Avant «l'ouverture», à la fin des années 70, seuls les auteurs classiques pouvaient être traduits; les autres étant considérés comme «décadents». Mais maintenant, tout passe, à condition qu'il n'y ait rien «d'anti-chinois ni de porno» . Alors M. Ma s'en donne à coeur joie, publiant aussi régulièrement dans les revues littéraires des biographies d'écrivains français qu'il traite avec un respect mêlé «d'humour». De cela, M. Ma n'en manque pas. Ni de charme d'ailleurs. E. G.

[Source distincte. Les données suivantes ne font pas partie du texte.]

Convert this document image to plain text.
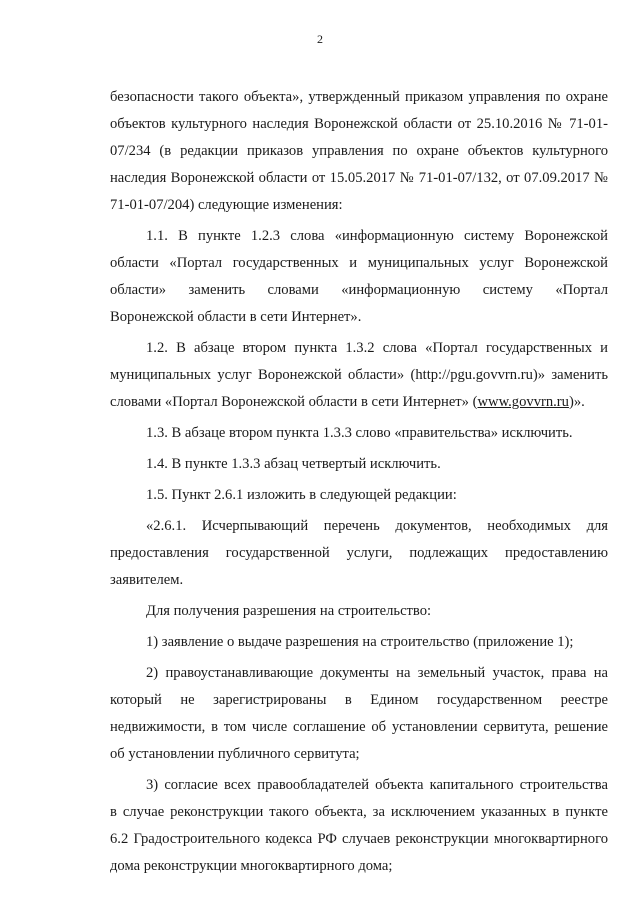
2
безопасности такого объекта», утвержденный приказом управления по охране
объектов культурного наследия Воронежской области от 25.10.2016 № 71-01-
07/234 (в редакции приказов управления по охране объектов культурного
наследия Воронежской области от 15.05.2017 № 71-01-07/132, от 07.09.2017 №
71-01-07/204) следующие изменения:
1.1. В пункте 1.2.3 слова «информационную систему Воронежской
области «Портал государственных и муниципальных услуг Воронежской
области» заменить словами «информационную систему «Портал
Воронежской области в сети Интернет».
1.2. В абзаце втором пункта 1.3.2 слова «Портал государственных и
муниципальных услуг Воронежской области» (http://pgu.govvrn.ru)» заменить
словами «Портал Воронежской области в сети Интернет» (www.govvrn.ru)».
1.3. В абзаце втором пункта 1.3.3 слово «правительства» исключить.
1.4. В пункте 1.3.3 абзац четвертый исключить.
1.5. Пункт 2.6.1 изложить в следующей редакции:
«2.6.1. Исчерпывающий перечень документов, необходимых для
предоставления государственной услуги, подлежащих предоставлению
заявителем.
Для получения разрешения на строительство:
1) заявление о выдаче разрешения на строительство (приложение 1);
2) правоустанавливающие документы на земельный участок, права на
который не зарегистрированы в Едином государственном реестре
недвижимости, в том числе соглашение об установлении сервитута, решение
об установлении публичного сервитута;
3) согласие всех правообладателей объекта капитального строительства
в случае реконструкции такого объекта, за исключением указанных в пункте
6.2 Градостроительного кодекса РФ случаев реконструкции многоквартирного
дома реконструкции многоквартирного дома;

Mian Mian Traduite en allemand, bientôt en français.
Mian Mian la dépravée
Affalée sur le skaï noir du Park 97, un café branché à l'entrée de Fuxing Park, dans l'ancienne concession française, Shen Wang, alias Mian Mian, bâille et s'excuse: ce jour-là elle s'est levée à huit heures pour aller chercher un visa au consulat de Grande-Bretagne. «D'habitude, c'est plutôt 13 heures...» La frange au ras des sourcils, Mian Mian est celle par qui le scandale est arrivé ce printemps: «Tang» (Bonbon), son premier livre publié en Chine, raconte la plongée d'une jeune femme dans le monde de la nuit, de l'héroïne et de la prostitution. Une expérience vécue, revendiquée même, durant les six années qu'elle passe dans l'urbaine et nocturne ville de Shenzhen: «Je me suis consacrée à l'alcool et à la musique. Puis à l'héroïne et au chocolat. Je pensais être une folle solitaire», écrit-elle au début de «Tang». Elle se drogue chaque jour durant trois ans, revient à Shanghaï en 1994, entre en désintoxication, rechute, retourne à l'hôpital, en sort pour se cacher du monde. Janis Joplin et l'écriture, surtout, la sauvent: «Elle m'a servi de médicament, de drogue bénéfique.» Elle écrit tout, de sa première relation sexuelle qui a tout du viol aux humiliations que lui fait subir son amant, et envoie ses textes à des revues, dont la respectée «Xiaoshuo jie» (Monde littéraire), qui la publie. En 1997 paraît à Hongkong «La la la», un recueil de nouvelles qui lui vaut un succès populaire égal au mépris de la plupart des lettrés officiels: ainsi le «People's Daily» fustigeait en avril dernier ces «jolies jeunes femmes qui, s'éloignant de l'histoire et de la tradition culturelle riche et créative de la Chine (...), se déshabillent en public en courant à la honte». C'est qu'entre-temps, non seulement Mian Mian a publié «Tang», mais elle a été rejointe par Wei Hui, 30 ans comme elle, et la même réputation de mauvaise fille conquise en un seul roman paru en Chine ce printemps, «Shanghai Baby». Le gouvernement a laissé tant à «Tang» qu'à «Shanghai Baby» le temps de devenir des best-sellers avant de les interdire. Résultat: les éditions pirates fleurissent dans les kiosques et ce sont les pages people des journaux plutôt que littéraires qui donnent de leurs nouvelles.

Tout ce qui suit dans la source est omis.